None of the four overdoses proved fatal but all required life-saving measures.
The Grand Forks police announcement certainly was an odd circumstance, but maybe one that saved a life. And so it goes as the epidemic continues.
That's why we were pleased when President Trump announced earlier this month that the opioid crisis in America has become — in his words — a "national emergency" and "a serious problem the likes of which we have never had."
Just one problem: The urgency Trump created hasn't yet been followed by much action. His statement was just that — a statement — and nothing official.

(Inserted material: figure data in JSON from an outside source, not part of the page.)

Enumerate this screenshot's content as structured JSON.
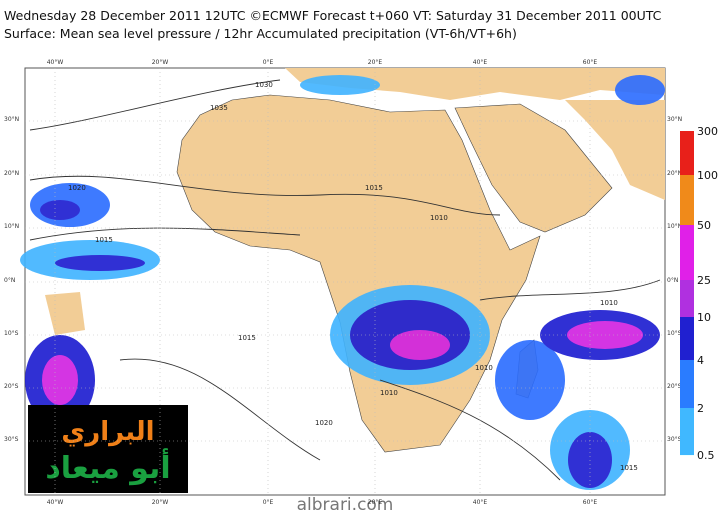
{
  "header": {
    "line1": "Wednesday 28 December 2011 12UTC ©ECMWF Forecast t+060 VT: Saturday 31 December 2011 00UTC",
    "line2": "Surface: Mean sea level pressure / 12hr Accumulated precipitation (VT-6h/VT+6h)"
  },
  "longitudes": [
    "40°W",
    "20°W",
    "0°E",
    "20°E",
    "40°E",
    "60°E"
  ],
  "latitudes": [
    "30°N",
    "20°N",
    "10°N",
    "0°N",
    "10°S",
    "20°S",
    "30°S"
  ],
  "colorbar": {
    "labels": [
      "300",
      "100",
      "50",
      "25",
      "10",
      "4",
      "2",
      "0.5"
    ]
  },
  "isobar_labels": [
    "1020",
    "1015",
    "1035",
    "1030",
    "1015",
    "1010",
    "1015",
    "1010",
    "1010",
    "1020",
    "1010",
    "1015"
  ],
  "watermark": {
    "line1": "البراري",
    "line2": "أبو ميعاد"
  },
  "footer": "albrari.com"
}
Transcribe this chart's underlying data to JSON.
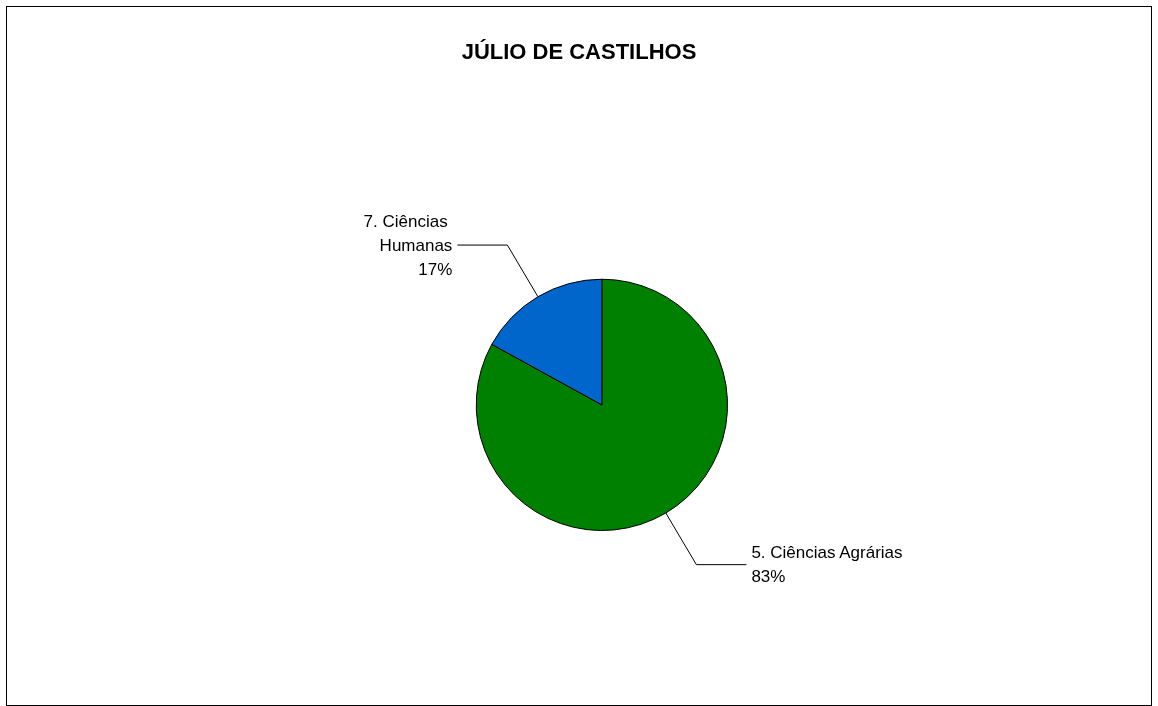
{
  "chart_data": {
    "type": "pie",
    "title": "JÚLIO DE CASTILHOS",
    "categories": [
      "5. Ciências Agrárias",
      "7. Ciências Humanas"
    ],
    "values": [
      83,
      17
    ],
    "value_labels": [
      "83%",
      "17%"
    ],
    "colors": [
      "#008000",
      "#0066cc"
    ],
    "legend": false
  }
}
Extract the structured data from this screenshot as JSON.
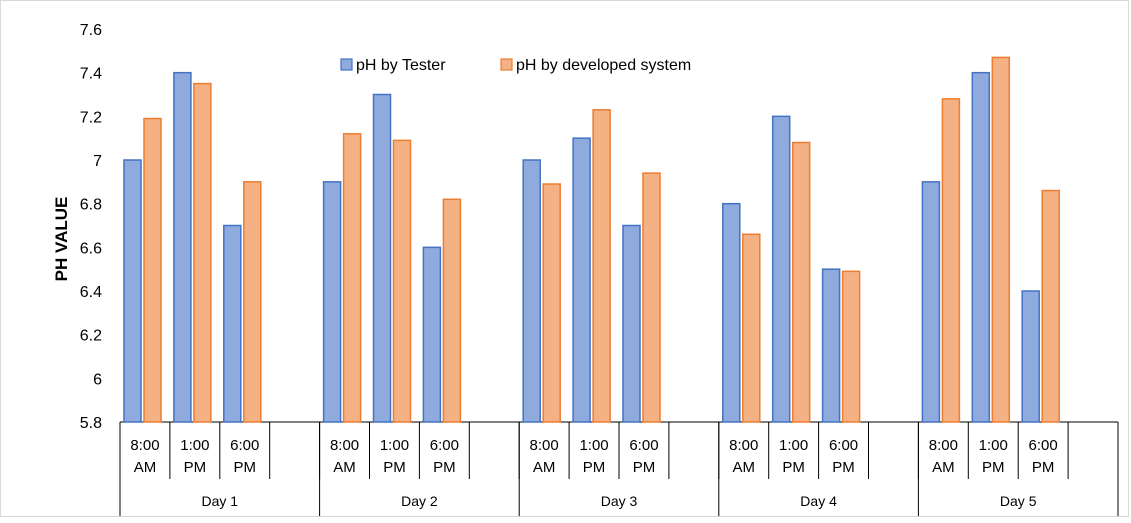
{
  "chart_data": {
    "type": "bar",
    "title": "",
    "xlabel": "",
    "ylabel": "PH VALUE",
    "ylim": [
      5.8,
      7.6
    ],
    "yticks": [
      "5.8",
      "6",
      "6.2",
      "6.4",
      "6.6",
      "6.8",
      "7",
      "7.2",
      "7.4",
      "7.6"
    ],
    "groups": [
      "Day 1",
      "Day 2",
      "Day 3",
      "Day 4",
      "Day 5"
    ],
    "category_lines": [
      [
        "8:00",
        "AM"
      ],
      [
        "1:00",
        "PM"
      ],
      [
        "6:00",
        "PM"
      ]
    ],
    "categories": [
      "Day 1 8:00 AM",
      "Day 1 1:00 PM",
      "Day 1 6:00 PM",
      "Day 2 8:00 AM",
      "Day 2 1:00 PM",
      "Day 2 6:00 PM",
      "Day 3 8:00 AM",
      "Day 3 1:00 PM",
      "Day 3 6:00 PM",
      "Day 4 8:00 AM",
      "Day 4 1:00 PM",
      "Day 4 6:00 PM",
      "Day 5 8:00 AM",
      "Day 5 1:00 PM",
      "Day 5 6:00 PM"
    ],
    "series": [
      {
        "name": "pH by Tester",
        "color": "#8FAADC",
        "stroke": "#4472C4",
        "values": [
          7.0,
          7.4,
          6.7,
          6.9,
          7.3,
          6.6,
          7.0,
          7.1,
          6.7,
          6.8,
          7.2,
          6.5,
          6.9,
          7.4,
          6.4
        ]
      },
      {
        "name": "pH by developed system",
        "color": "#F4B183",
        "stroke": "#ED7D31",
        "values": [
          7.19,
          7.35,
          6.9,
          7.12,
          7.09,
          6.82,
          6.89,
          7.23,
          6.94,
          6.66,
          7.08,
          6.49,
          7.28,
          7.47,
          6.86
        ]
      }
    ],
    "legend_position": "top",
    "grid": false
  }
}
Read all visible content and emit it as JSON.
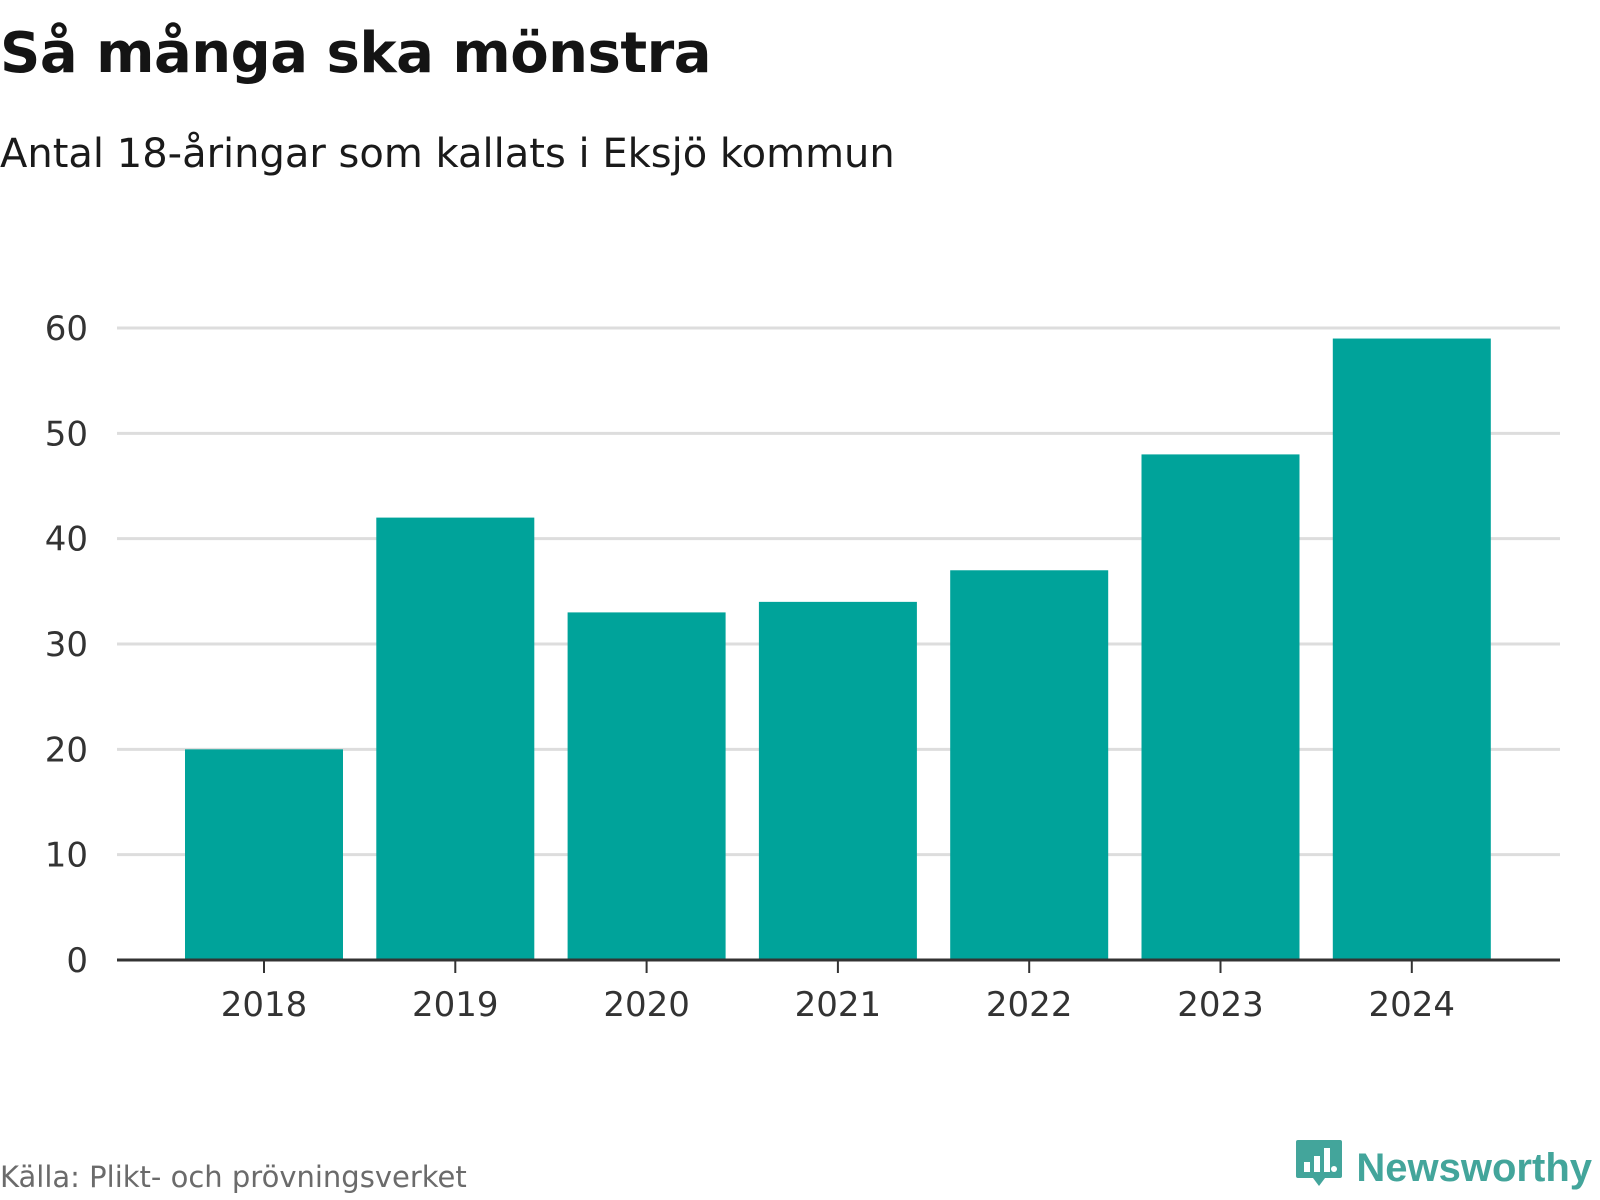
{
  "title": "Så många ska mönstra",
  "subtitle": "Antal 18-åringar som kallats i Eksjö kommun",
  "source": "Källa: Plikt- och prövningsverket",
  "brand": {
    "name": "Newsworthy",
    "icon": "newsworthy-logo-icon"
  },
  "colors": {
    "bar": "#00a39a",
    "grid": "#dddddd",
    "axis": "#333333",
    "tick_text": "#333333",
    "brand": "#43a59b"
  },
  "chart_data": {
    "type": "bar",
    "categories": [
      "2018",
      "2019",
      "2020",
      "2021",
      "2022",
      "2023",
      "2024"
    ],
    "values": [
      20,
      42,
      33,
      34,
      37,
      48,
      59
    ],
    "xlabel": "",
    "ylabel": "",
    "ylim": [
      0,
      60
    ],
    "yticks": [
      0,
      10,
      20,
      30,
      40,
      50,
      60
    ],
    "grid": true,
    "legend": "none"
  }
}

The president did declare this week, Sept. 17-23, as Drug Prescription Opioid and Heroin Epidemic Awareness Week. In the declaration, he noted that some 64,000 Americans died last year because of drug use. It also noted that nearly 100 Americans die each day from opioid overdoses.
That proclamation is a good start, although it mirrors a proclamation by Barack Obama a year ago. It's not new, it's not innovative and it doesn't portray the urgency needed to combat the crisis we all know exists. It is a gesture, but not a bold fight. At least so far.
We anxiously await a more dramatic effort, and one that's aimed specifically at curbing opioid abuse in America and, specifically, in Minnesota and North Dakota. Declaring an official national emergency could allow for more federal dollars to flow in to states that are being ravaged by this new, sad trend.
On Aug. 10, the president was firm with his stance against the opioid crisis.
"I'm saying officially right now it is an emergency," he said. "It's a national emergency."
He also said he was working on a plan to make an official declaration. Of course, other crises have arisen in the form of nuclear threats from North Korea and weather disasters in the South. The president has a lot on his plate.
Yet the opioid crisis continues. And it's so bad that law-enforcement agencies are resorting to campaigns to warn drug users about potentially bad batches of the deadly stuff.
It's time for a real national emergency declaration.